It seems like an obvious move: train your firm's AI system on SEC filings and then let it perform regulatory tasks. But new research from Patronus AI should give you pause.
When even the most-advanced large language model AI system (GPT-4) was put to the test, it answered only 79% of questions about an SEC document correct. In other words: a C+ grade. As CNBC explains, the large language models tended to either refuse a response, or “hallucinate” an answer with incorrect data points.
"That type of performance rate is just absolutely unacceptable," said Anand Kannappan, Patronus’s co-founder, of the findings. "It has to be much much higher for it to really work in an automated and production-ready way."
The findings cast doubt on both how quickly AI systems can be integrated into firms, and what tasks they’ll perform.

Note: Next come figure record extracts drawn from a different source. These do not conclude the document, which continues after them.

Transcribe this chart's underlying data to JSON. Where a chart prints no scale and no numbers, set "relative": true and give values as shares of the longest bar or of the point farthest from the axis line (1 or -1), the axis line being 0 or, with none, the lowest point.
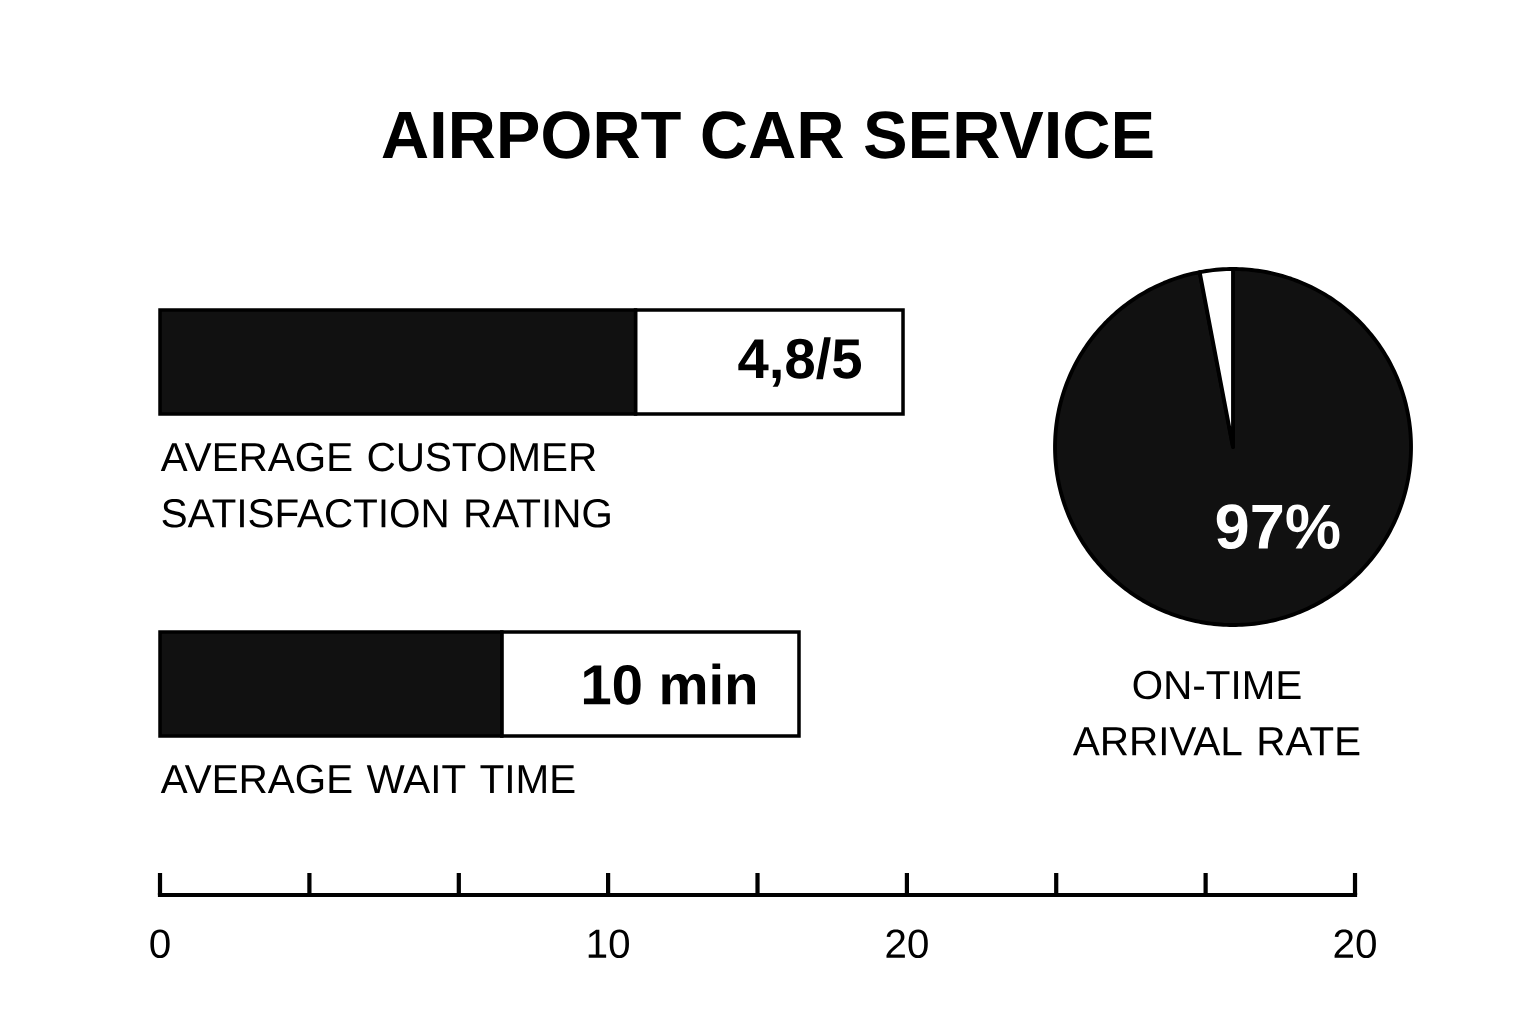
{
  "chart_data": [
    {
      "type": "bar",
      "title": "AIRPORT CAR SERVICE",
      "orientation": "horizontal",
      "stacked": true,
      "relative": true,
      "categories": [
        "AVERAGE CUSTOMER SATISFACTION RATING",
        "AVERAGE WAIT TIME"
      ],
      "series": [
        {
          "color": "#111111",
          "values": [
            0.64,
            0.46
          ]
        },
        {
          "color": "#ffffff",
          "values": [
            0.36,
            0.4
          ]
        }
      ],
      "annotations": [
        "4,8/5",
        "10 min",
        "0",
        "10",
        "20",
        "20"
      ]
    },
    {
      "type": "pie",
      "title": "ON-TIME ARRIVAL RATE",
      "categories": [
        null,
        null
      ],
      "values": [
        97,
        3
      ],
      "colors": [
        "#111111",
        "#ffffff"
      ],
      "value_labels": [
        "97%",
        null
      ]
    }
  ]
}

Still, it’s not slowing Wall Street down.
In April, Bloomberg announced it was working on an internal AI system based on Chat GPT. The company says the model (dubbed BloombergGPT) will help “in improving existing financial NLP (natural language processing) tasks, such as sentiment analysis, named entity recognition, news classification, and question answering, among others.” And fellow financial giant JPMorgan is reportedly working on an internal model too, having filed a patent claim for a product called IndexGPT that may be able to provide investment advice.
But doling out financial advice or judging investor sentiment, while morally dubious, is not the same as performing regulatory and compliance tasks.
"There just is no margin for error that's acceptable, because, especially in regulated industries, even if the model gets the answer wrong 1 out of 20 times, that's still not high enough accuracy," Rebecca Qian, Patronus’s co-founder, said. Kannappan added, “models will continue to get better over time. We're very hopeful that in the long term, a lot of this can be automated. But today, you will definitely need to have at least a human in the loop to help support and guide whatever workflow you have."
A Word of Caution
In a July assessment on implementing AI into regulatory tasks, consulting and accounting firm EY cautioned that "as AI tools start to become viable from a cost and value perspective, compliance professionals should perform top-down and bottom-up assessments of their operating model to proactively identify areas for potential enhancement. Designing a future-state compliance framework with key operational objectives — risk outcomes, cost reduction, process improvement — can help govern the implementation journey."
THE VERDICT:
Silicon Valley is no stranger to the hype cycle. We have been here before with cryptocurrencies, self-driving cars, and even online grocers. AI is clearly a revolutionary technology that will profoundly reshape our world, but for now, it still needs some work. Regulatory compliance departments would be wise to begin thinking of how AI can integrate into their workflows and processes, but they should not put the proverbial cart before the horse for risk of creating violation nightmares.